Jake Gyllenhaal’s dour investment banker Davis Mitchell could give “American Psycho”’s Patrick Bateman a run for his money in anesthetized comportment and sartorial habits. After the death of his wife, Julia (Heather Lind), from a sudden on-screen car accident, Davis becomes obsessed with destruction. It starts with an exploratory attempt at fixing the leaky refrigerator his wife was complaining to him about when the other car smashes into them and quickly escalates to full-blown demolition of property, all while wearing bespoke button-down shirts with French cuffs.
Directed by Jean-Marc Vallée (“Dallas Buyers Club,” “Wild”) from a screenplay by Bryan Sipe (“The Choice”), the first half of the film wades through murky but stylized waters to a satisfying extent. Taking full advantage of Gyllenhaal’s notorious intensity, the film explores the themes of guilt and grief and the frenetic carnage they can provoke when they remain unexpressed, illustrated by the generous use of jump cuts, fades to black and cinematographer Yves Bélanger’s (Wild, Brooklyn) beautiful contrasting photography; a deconstructed bathroom stall door becomes an art exhibit through his lens.
But Davis isn’t really a psycho, or if he is he’s not allowed to stay that way. He writes heartfelt and eloquent letters to a vending machine company. Denied a package of M&Ms in the hallway of the intensive care unit where Julia died, he pours his heart out on yellow legal pad to the customer service department, run by Karen (Naomi Watts), whose early morning phone calls to Davis hint at a suspense that never materializes.

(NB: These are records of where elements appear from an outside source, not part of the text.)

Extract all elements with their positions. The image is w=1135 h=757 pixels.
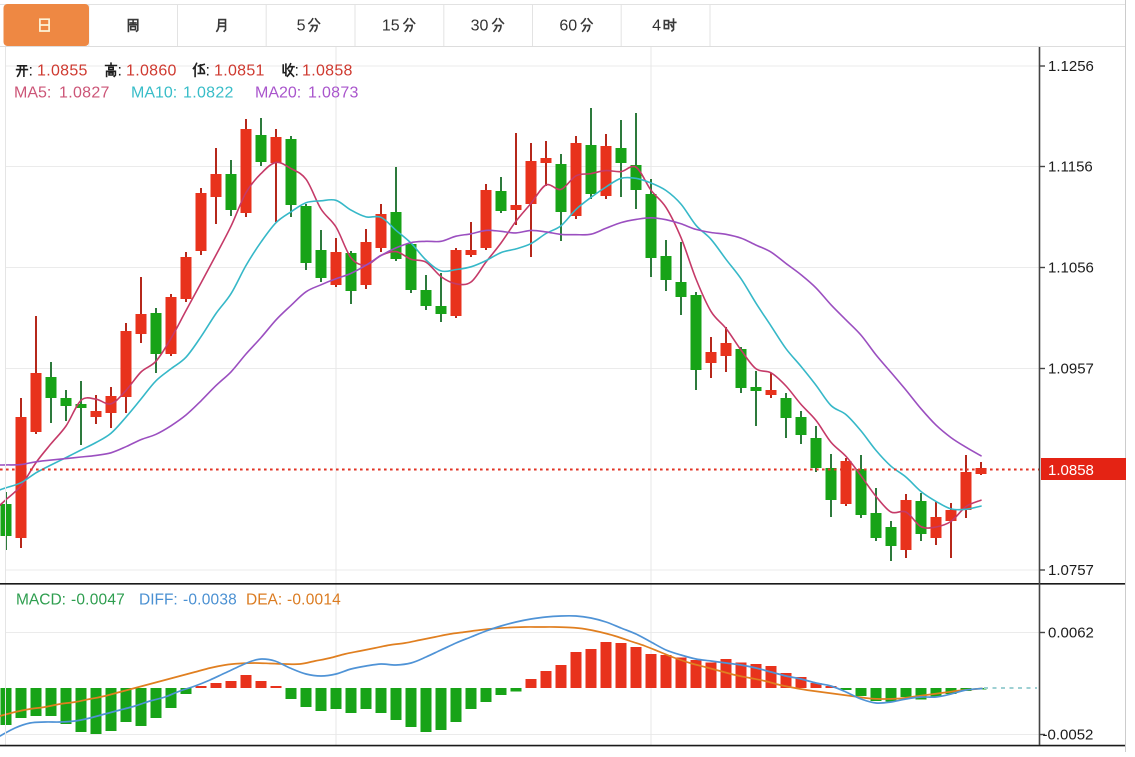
svg-text:MA10:: MA10: [131,85,177,102]
svg-text:DEA:: DEA: [246,592,282,609]
svg-text:-0.0047: -0.0047 [71,592,125,609]
svg-text:-0.0052: -0.0052 [1043,727,1094,744]
svg-text:1.0822: 1.0822 [183,85,234,102]
svg-text:1.0860: 1.0860 [126,63,177,80]
svg-text:MA20:: MA20: [255,85,301,102]
svg-text:0.0062: 0.0062 [1048,625,1094,642]
svg-text:1.1156: 1.1156 [1048,159,1093,176]
svg-text:15: 15 [382,18,400,35]
svg-text:1.1256: 1.1256 [1048,58,1094,75]
svg-text:1.0873: 1.0873 [308,85,359,102]
svg-text:1.0855: 1.0855 [37,63,88,80]
svg-text::: : [206,63,210,80]
svg-text:1.0827: 1.0827 [59,85,110,102]
svg-text:5: 5 [297,18,306,35]
svg-text:1.1056: 1.1056 [1048,260,1094,277]
svg-text::: : [118,63,122,80]
svg-text:60: 60 [559,18,577,35]
svg-text:MACD:: MACD: [16,592,66,609]
svg-text:-0.0014: -0.0014 [287,592,341,609]
svg-text::: : [29,63,33,80]
svg-text:1.0858: 1.0858 [302,63,353,80]
svg-text::: : [295,63,299,80]
svg-text:1.0858: 1.0858 [1048,462,1094,479]
svg-text:4: 4 [652,18,661,35]
svg-text:30: 30 [471,18,489,35]
svg-text:DIFF:: DIFF: [139,592,178,609]
svg-text:MA5:: MA5: [14,85,51,102]
svg-text:1.0757: 1.0757 [1048,562,1094,579]
svg-text:1.0851: 1.0851 [214,63,265,80]
svg-text:-0.0038: -0.0038 [183,592,237,609]
svg-text:1.0957: 1.0957 [1048,361,1094,378]
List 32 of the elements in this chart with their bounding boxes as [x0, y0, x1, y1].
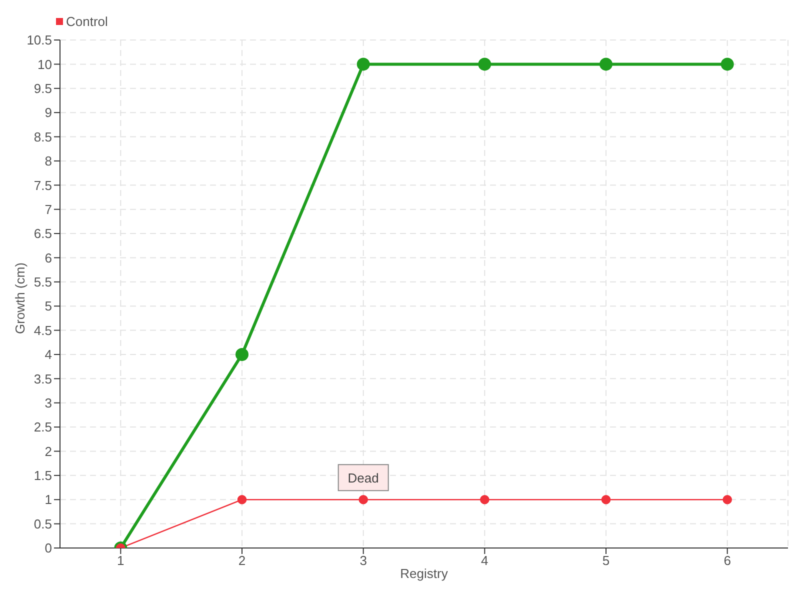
y-tick-label: 7.5 [34, 178, 52, 193]
y-tick-label: 3.5 [34, 371, 52, 386]
x-tick-label: 1 [117, 553, 124, 568]
y-tick-label: 5 [44, 298, 52, 314]
y-axis-title: Growth (cm) [12, 262, 28, 334]
y-tick-label: 10.5 [26, 32, 52, 48]
y-tick-label: 8.5 [34, 129, 52, 144]
x-tick-label: 5 [602, 553, 610, 568]
annotation: Dead [348, 470, 379, 486]
x-tick-label: 3 [360, 553, 367, 568]
y-tick-label: 6.5 [34, 226, 52, 242]
x-axis-title: Registry [400, 566, 448, 581]
x-tick-label: 4 [481, 553, 488, 568]
y-tick-label: 0 [44, 540, 52, 556]
y-tick-label: 1.5 [34, 468, 52, 484]
y-tick-label: 3 [44, 395, 52, 410]
x-tick-label: 2 [238, 553, 246, 568]
y-tick-label: 5.5 [34, 274, 52, 290]
y-tick-label: 6 [44, 250, 52, 266]
y-tick-label: 9 [44, 105, 52, 120]
y-tick-label: 9.5 [34, 80, 52, 96]
y-tick-label: 4.5 [34, 322, 52, 338]
y-tick-label: 1 [44, 492, 52, 508]
y-tick-label: 2 [44, 444, 52, 459]
legend-label: Control [66, 14, 108, 29]
y-tick-label: 4 [44, 347, 52, 362]
y-tick-label: 0.5 [34, 516, 52, 532]
y-tick-label: 2.5 [34, 420, 52, 435]
y-tick-label: 10 [38, 56, 52, 72]
y-tick-label: 7 [44, 202, 52, 217]
x-tick-label: 6 [724, 553, 731, 568]
y-tick-label: 8 [44, 154, 52, 169]
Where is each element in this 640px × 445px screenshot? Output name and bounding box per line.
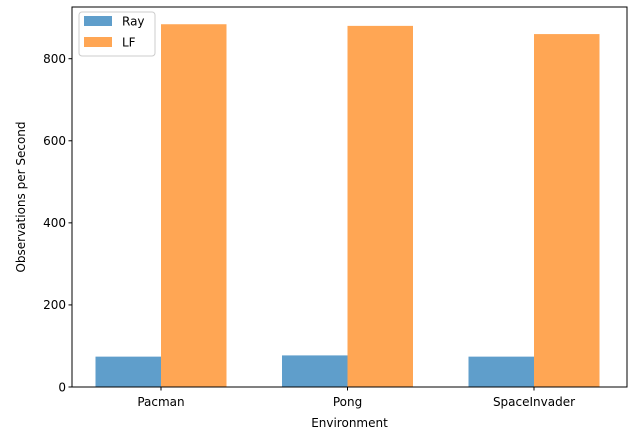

Conspiracy theorists could find the evidence that Gyllenhaal’s most recent character is the direct descendent of one of his first: Donnie Darko. In the 2001 film, the title character discusses Graham Greene’s short story “The Destructors,” arguing that destruction is a form of creation. But Demolition could never be considered its sequel; Sipe’s script, in its need for patched-over redemption and a happy ending, is too derivative.
From laughing at the pain of stepping on a nail at a construction site to dancing manically through the streets of Manhattan to a classic rock soundtrack, the screenplay grasps at worn tropes as a shortcut to a comfortable resolution. It even introduces a precocious sidekick (Judah Lewis), Karen’s runty teenage son. What started as a menacing compulsion is transformed into nothing more than a playful quirk or, even worse, as Davis, wearing Kevlar, dares Chris to shoot a gun at him, a scene from Jackass.
“Do you ever feel like everything is a metaphor?” asks Davis. In this movie, the answer is, unfortunately, yes.